El descubrimiento del polo antártico en 1911 por el explorador noruego Roald Amundsen es el tema elegido por Fabián Espejel (Ciudad de México, 1995) para su poemario Antártida. El libro tiene una estructura narrativa bien definida o, mejor, tres etapas de un rumbo: la partida (“90° N”), el viaje (“De latitud variable”) y la llegada (“90° S”). Del círculo polar ártico al círculo polar antártico, del trópico de Cáncer al de Capricornio, pasando por el Ecuador: todo un globo terráqueo sentimental y literario es cruzado por la elegante goleta de los versos y la prosa de un tenaz viajero. Explorador, pues, de sentimientos y géneros literarios. En este collage decididamente contemporáneo, los textos que se suceden son poemas líricos (en letras redondas), notas narrativas sobre el viaje de Amundsen (en itálicas), máximas impersonales y de presente histórico (en mayúsculas), inventario de vituallas con su toque de buen humor (una lista numerada), descripciones técnicas de las naves, entradas de diccionario (“Antártida”), mitologías escandinavas (“Saga”), poemas en prosa, caligramas, imitaciones (“Ítaca”), cuestionarios, memes, citas, reproducción de documentos (“Tratado antártico”) y cartas (“Querido capitán Scott”). No faltan tampoco la ciencia ficción (“Bitácora”, sobre viajes espaciales), el poema de tono quijotesco, el poema automático (aliterado) y la atención al dictado onírico.

​ Ya se ve que para lanzarse al mar abierto de la poesía, Espejel ha echado mano de todos sus instrumentos de navegación en este su primer libro, acaso como una declaración implícita de que no es ni de lejos un improvisado, de que sí tiene “sus latines”. Formalista, si se quiere. La factura tipográfica y el diseño editorial acompañan esta variedad literaria, pues articulan distintamente cada uno de los estilos o recursos mencionados.

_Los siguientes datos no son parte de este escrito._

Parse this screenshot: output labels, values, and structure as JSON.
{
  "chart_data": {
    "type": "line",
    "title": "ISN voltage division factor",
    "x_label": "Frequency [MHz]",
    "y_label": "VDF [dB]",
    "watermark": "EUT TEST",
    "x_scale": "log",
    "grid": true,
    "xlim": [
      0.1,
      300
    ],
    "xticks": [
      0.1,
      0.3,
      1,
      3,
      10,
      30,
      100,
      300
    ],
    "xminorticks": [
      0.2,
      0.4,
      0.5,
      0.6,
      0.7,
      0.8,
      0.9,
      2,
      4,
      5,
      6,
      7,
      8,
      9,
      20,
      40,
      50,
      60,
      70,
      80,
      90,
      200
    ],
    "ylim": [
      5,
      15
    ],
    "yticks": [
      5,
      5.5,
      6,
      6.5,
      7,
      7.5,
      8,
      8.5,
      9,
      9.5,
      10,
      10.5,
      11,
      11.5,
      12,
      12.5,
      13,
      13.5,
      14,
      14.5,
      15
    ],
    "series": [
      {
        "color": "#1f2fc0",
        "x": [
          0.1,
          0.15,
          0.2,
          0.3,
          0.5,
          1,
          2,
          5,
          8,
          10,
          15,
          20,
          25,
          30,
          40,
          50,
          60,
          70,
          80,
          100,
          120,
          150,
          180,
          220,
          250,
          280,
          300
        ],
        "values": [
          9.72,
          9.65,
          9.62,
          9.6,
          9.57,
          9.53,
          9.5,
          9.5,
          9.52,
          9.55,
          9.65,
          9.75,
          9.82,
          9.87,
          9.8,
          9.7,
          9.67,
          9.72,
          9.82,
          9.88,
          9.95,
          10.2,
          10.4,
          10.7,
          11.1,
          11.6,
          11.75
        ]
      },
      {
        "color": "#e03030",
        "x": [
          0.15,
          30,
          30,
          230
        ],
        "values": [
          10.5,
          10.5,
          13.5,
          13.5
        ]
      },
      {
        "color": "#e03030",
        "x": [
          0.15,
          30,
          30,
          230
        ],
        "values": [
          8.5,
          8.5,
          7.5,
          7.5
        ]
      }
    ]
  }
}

Se trata, en consecuencia, de un libro bien hecho de un cabo al otro.

Robert Brown, “La aurora boreal vista desde Edinburgh”, Nuestra Tierra y su historia, un tratado popular de geografía física, 1887. The British Library, dominio público.

​ La forma, está. ¿Y el nervio? ¿Y el tono dominante? A pesar de la exuberancia de recursos, hay una sobriedad en el tono que constituye su temperatura promedio. En sus propias palabras: “los termómetros hablaban cada vez más bajo hasta que no pudimos escucharlos”. Si alguien quisiera ver en ello monotonía, ésta tendría que entenderse a la luz de la narración, precisamente, de una travesía larga y con su tanto de insomnio, zozobra y hastío. En vez de obviar esta condición y querer entretenernos con las consabidas peripecias de los cuentos de viaje, el poeta, en plena calma chicha, se ha atrevido a encararla y arrostrarla: “a veces la voz de una sirena te pregunta/ qué hizo mal/ dónde se quedó el deseo/ de estar en los lugares que amas”. ¿Dónde se quedó el deseo? En esta sola pregunta bulle un malestar profundo de nuestra época: si el hastío europeo (l’ennui) inoculó a los artistas aburguesados del siglo XIX, puede decirse que hoy vivimos una democrática crisis de abulia. La imaginación libre y vigorosa es, sin duda, la presa contra la que se han cebado con más saña los medios masivos de alienación, y ya la generación del autor se enfrenta al siguiente dilema: sucumbir al embrutecimiento o sacudirse el yugo. De todas formas, ya nadie está ileso.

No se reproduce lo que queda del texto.